United States or San Marino ? Vote for the TOP Country of the Week !


"I speak freely," said Boriskoff with unaffected candor, "for to do that I have come here. And first I must set your memory right in a matter that concerns us both. You did not leave Poland to serve your country; you left it to betray us. Spare your words, for the story has been told many times in Warsaw and in London.

"It is a thing which we do not want to have talked about in the hotel," the young man hesitated. "I assure you I won't talk to any one. I don't know any one to talk to." "It is very distressing, but the Princess Boriskoff died about four o'clock this morning, of heart failure." "Oh!" ... I could not get out another word. "These things are not liked in hotels, even when not contagious."

Alban stared at the picture open-mouthed and so lost in amazement that all other interests of his visit were instantly lost to his memory. A hard dogmatic common-sense could make little of a coincidence so amazing. If he had wished to think that the unknown resembled little Lois Boriskoff if he had wished so much last night, the portrait, seen in this dim light, flattered his desire amazingly.

For in a measure he felt that his very chivalry had been faithless to one who had loved him well and in the degradation of that violent scene he recalled the spirit of the melancholy years, the atmosphere of the mean streets, and the figure of little Lois Boriskoff asking both his pity and his love.
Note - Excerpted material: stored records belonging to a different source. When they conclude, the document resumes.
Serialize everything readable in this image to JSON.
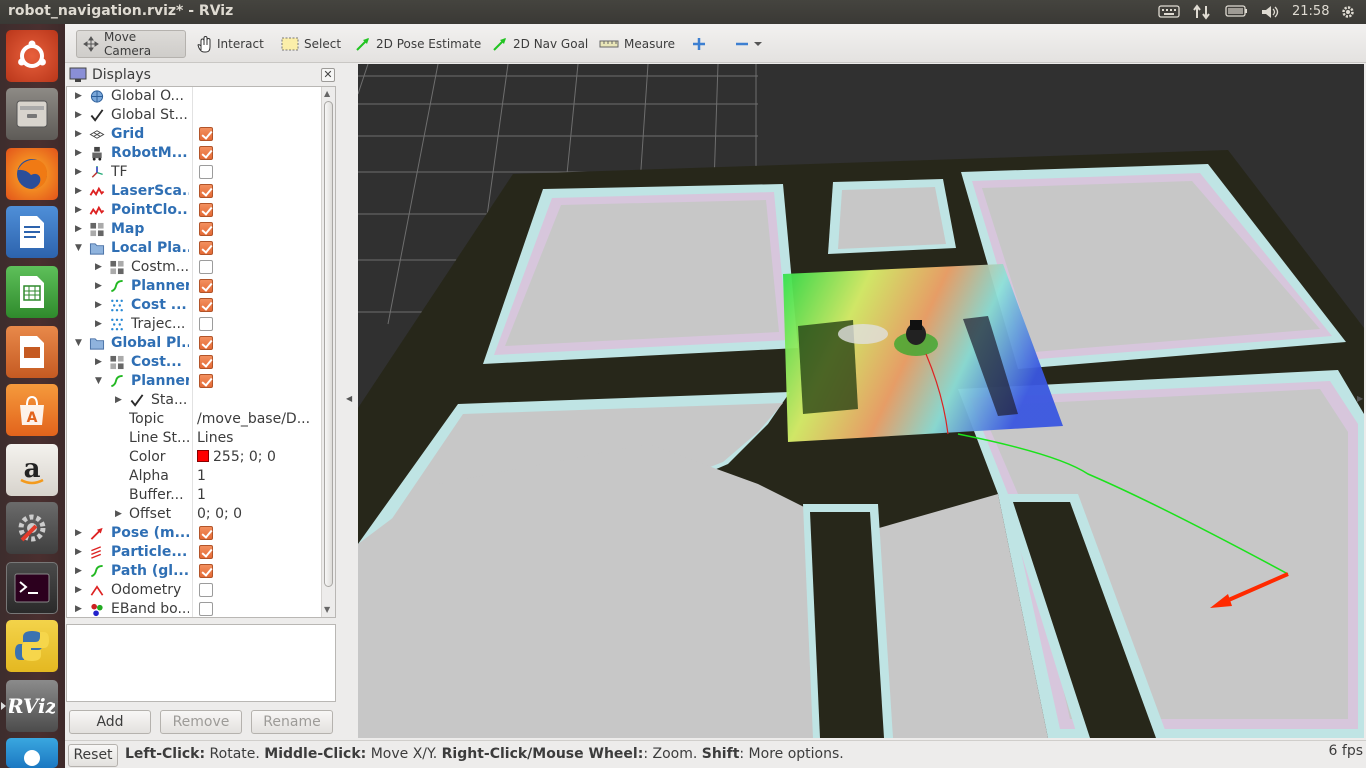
{
  "window": {
    "title": "robot_navigation.rviz* - RViz"
  },
  "tray": {
    "clock": "21:58"
  },
  "toolbar": {
    "move_camera": "Move Camera",
    "interact": "Interact",
    "select": "Select",
    "pose_estimate": "2D Pose Estimate",
    "nav_goal": "2D Nav Goal",
    "measure": "Measure"
  },
  "displays": {
    "title": "Displays",
    "rows": [
      {
        "label": "Global O...",
        "blue": false,
        "checked": null
      },
      {
        "label": "Global St...",
        "blue": false,
        "checked": null
      },
      {
        "label": "Grid",
        "blue": true,
        "checked": true
      },
      {
        "label": "RobotM...",
        "blue": true,
        "checked": true
      },
      {
        "label": "TF",
        "blue": false,
        "checked": false
      },
      {
        "label": "LaserSca...",
        "blue": true,
        "checked": true
      },
      {
        "label": "PointClo...",
        "blue": true,
        "checked": true
      },
      {
        "label": "Map",
        "blue": true,
        "checked": true
      },
      {
        "label": "Local Pla...",
        "blue": true,
        "checked": true
      },
      {
        "label": "Costm...",
        "blue": false,
        "checked": false
      },
      {
        "label": "Planner",
        "blue": true,
        "checked": true
      },
      {
        "label": "Cost ...",
        "blue": true,
        "checked": true
      },
      {
        "label": "Trajec...",
        "blue": false,
        "checked": false
      },
      {
        "label": "Global Pl...",
        "blue": true,
        "checked": true
      },
      {
        "label": "Cost...",
        "blue": true,
        "checked": true
      },
      {
        "label": "Planner",
        "blue": true,
        "checked": true
      },
      {
        "label": "Sta...",
        "blue": false,
        "checked": null
      },
      {
        "label": "Topic",
        "blue": false,
        "value": "/move_base/D..."
      },
      {
        "label": "Line St...",
        "blue": false,
        "value": "Lines"
      },
      {
        "label": "Color",
        "blue": false,
        "value": "255; 0; 0"
      },
      {
        "label": "Alpha",
        "blue": false,
        "value": "1"
      },
      {
        "label": "Buffer...",
        "blue": false,
        "value": "1"
      },
      {
        "label": "Offset",
        "blue": false,
        "value": "0; 0; 0"
      },
      {
        "label": "Pose (m...",
        "blue": true,
        "checked": true
      },
      {
        "label": "Particle...",
        "blue": true,
        "checked": true
      },
      {
        "label": "Path (gl...",
        "blue": true,
        "checked": true
      },
      {
        "label": "Odometry",
        "blue": false,
        "checked": false
      },
      {
        "label": "EBand bo...",
        "blue": false,
        "checked": false
      }
    ],
    "buttons": {
      "add": "Add",
      "remove": "Remove",
      "rename": "Rename"
    }
  },
  "status": {
    "reset": "Reset",
    "k1": "Left-Click:",
    "v1": " Rotate. ",
    "k2": "Middle-Click:",
    "v2": " Move X/Y. ",
    "k3": "Right-Click/Mouse Wheel:",
    "v3": ": Zoom. ",
    "k4": "Shift",
    "v4": ": More options.",
    "fps": "6 fps"
  },
  "colors": {
    "accent_check": "#e46a36",
    "label_blue": "#2f6fb4",
    "path": "#00e000",
    "goal_arrow": "#ff2a00"
  }
}
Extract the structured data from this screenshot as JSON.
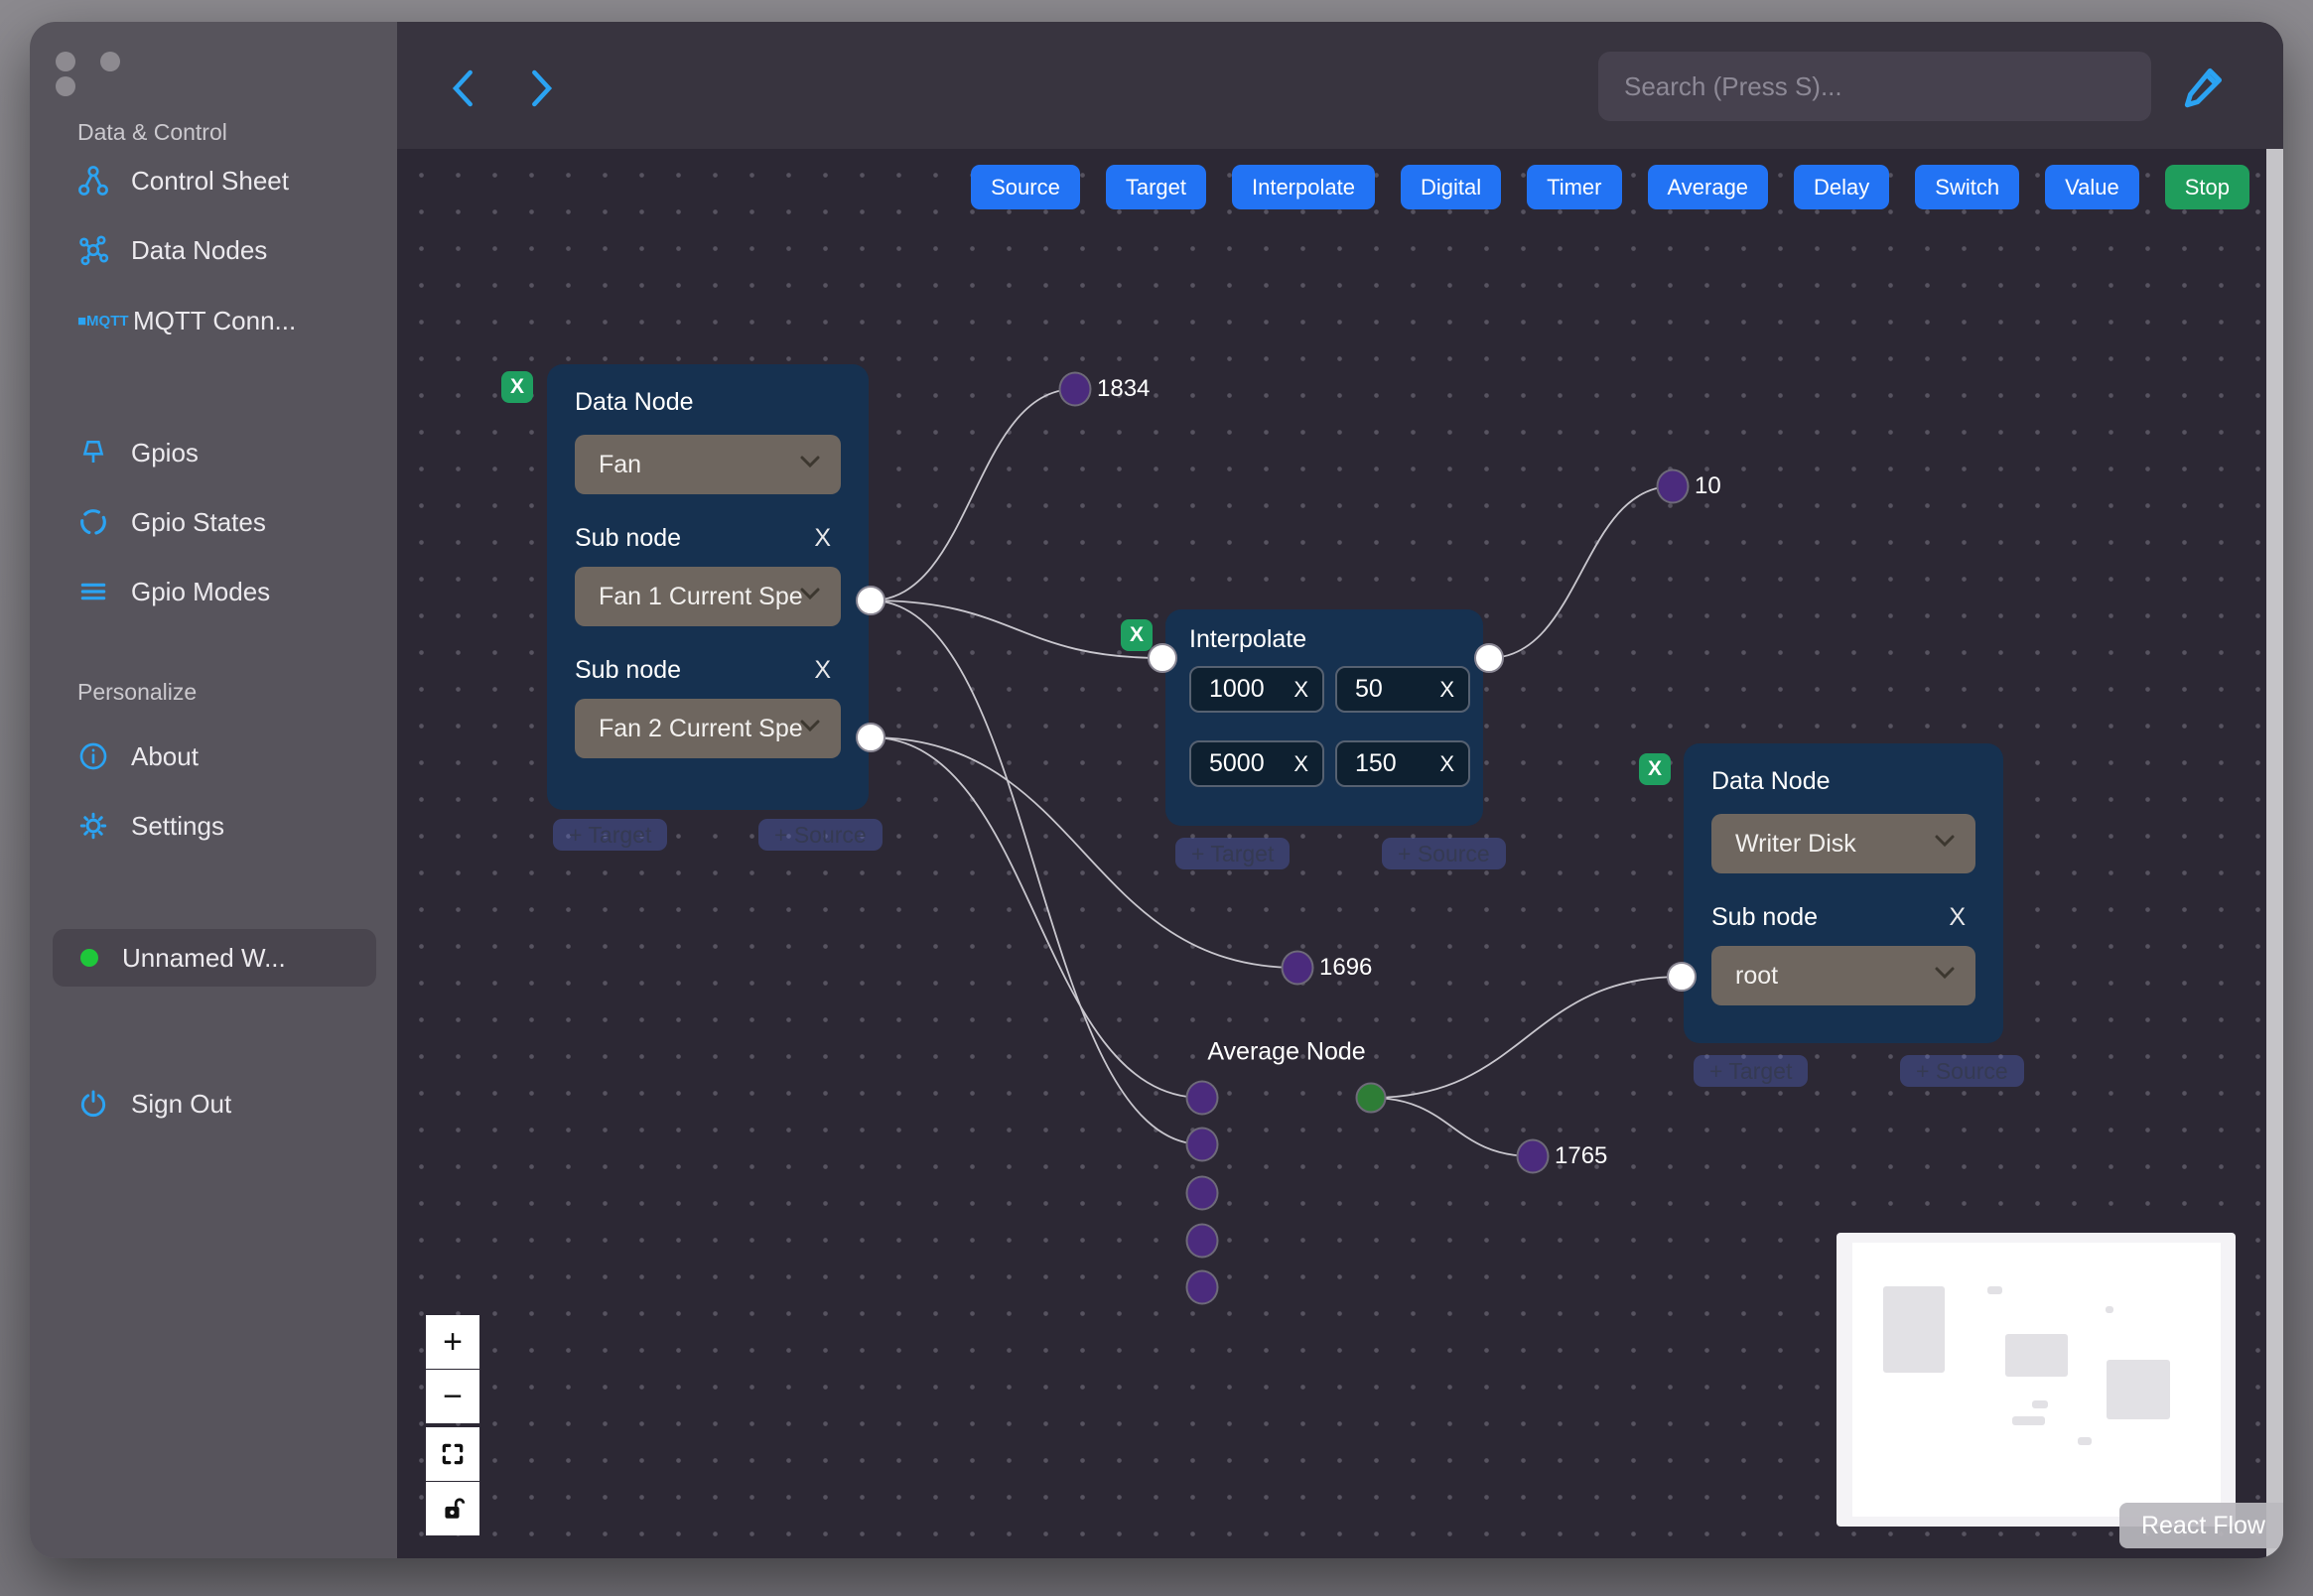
{
  "sidebar": {
    "section_data_control": "Data & Control",
    "items": [
      {
        "label": "Control Sheet"
      },
      {
        "label": "Data Nodes"
      },
      {
        "label": "MQTT Conn..."
      },
      {
        "label": "Gpios"
      },
      {
        "label": "Gpio States"
      },
      {
        "label": "Gpio Modes"
      }
    ],
    "section_personalize": "Personalize",
    "about": "About",
    "settings": "Settings",
    "workspace": "Unnamed W...",
    "sign_out": "Sign Out"
  },
  "topbar": {
    "search_placeholder": "Search (Press S)..."
  },
  "toolbar": {
    "buttons": [
      {
        "label": "Source"
      },
      {
        "label": "Target"
      },
      {
        "label": "Interpolate"
      },
      {
        "label": "Digital"
      },
      {
        "label": "Timer"
      },
      {
        "label": "Average"
      },
      {
        "label": "Delay"
      },
      {
        "label": "Switch"
      },
      {
        "label": "Value"
      },
      {
        "label": "Stop"
      }
    ]
  },
  "nodes": {
    "fan": {
      "title": "Data Node",
      "type_value": "Fan",
      "sub_label": "Sub node",
      "sub1_value": "Fan 1 Current Spe",
      "sub2_value": "Fan 2 Current Spe"
    },
    "interpolate": {
      "title": "Interpolate",
      "in1": "1000",
      "in2": "50",
      "in3": "5000",
      "in4": "150"
    },
    "writer": {
      "title": "Data Node",
      "type_value": "Writer Disk",
      "sub_label": "Sub node",
      "sub_value": "root"
    },
    "average": {
      "title": "Average Node"
    }
  },
  "edge_labels": {
    "e1": "1834",
    "e2": "10",
    "e3": "1696",
    "e4": "1765"
  },
  "labels": {
    "x": "X",
    "add_target": "+ Target",
    "add_source": "+ Source"
  },
  "controls": {
    "zoom_in": "+",
    "zoom_out": "−"
  },
  "attribution": "React Flow",
  "colors": {
    "accent_blue": "#2ba3f2",
    "button_blue": "#2273f4",
    "stop_green": "#1f9d5c",
    "badge_green": "#1f9f60",
    "node_bg": "#163150",
    "select_bg": "#6e665f",
    "canvas_bg": "#2c2834",
    "sidebar_bg": "#57545c",
    "handle_purple": "#4b2b7d",
    "handle_green": "#2e7d36",
    "workspace_status_green": "#1ec73a"
  }
}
These people would deliver a letter if you locked yourself up in an iron safe. They will communicate with you in the morning and we must make up our minds what to do. That is why I want advice." "If you take mine," said Alban quietly, "you will permit me to see her at once. I am the last person in all Warsaw whom Lois Boriskoff will desire to injure."
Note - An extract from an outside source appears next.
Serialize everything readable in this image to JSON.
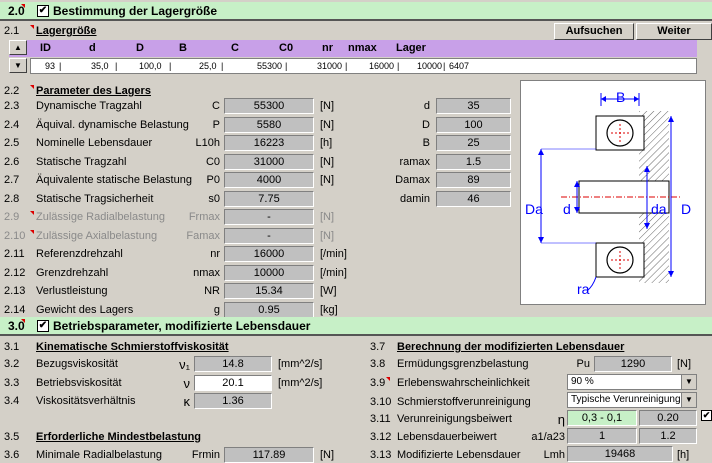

She will choose another husband that is my wish and she will obey it." "You are doing me a great injustice, Paul Boriskoff. I do not love Anna perhaps for a moment I thought that I did, but I know now that I was deceiving myself. She is not one who is worthy of being loved. I believed her very different when first I went to Hampstead." "Tell me no such thing.

No cloud stood upon the horizon of his self-esteem nor did shadows darken his glowing hopes. He had promised Richard Gessner to arrest the girl Lois Boriskoff, and arrested she would be before twelve o'clock to-morrow.

And to this the wild Asiatics and the sad-faced Poles listened alike with rare murmurs and odd contortions of limbs and body. Let Paul Boriskoff of Minsk be the orator and they knew that the red flag would fly. But never before has Boriskoff been seen in tears and the spectacle enchained their attention as no mere rhetoric could have done.

Little Lois Boriskoff, he thought, must know more of human nature than any woman in those assemblies where, as the half-penny papers told him, cards and horses and motor-cars were the subjects chiefly talked about. It delighted him to imagine the abduction of one of these society beauties and her forcible detention for a month in Thrawl Street.

I came here to-night to see if I could help you both. You know, Paul Boriskoff, how much I wish to do so. While I have money, it is yours also. Have not Lois and I always been as your children? You cannot forbid me to act as a son should, just because I have come into my inheritance. Let me find you a better home and take you away from this dismal place.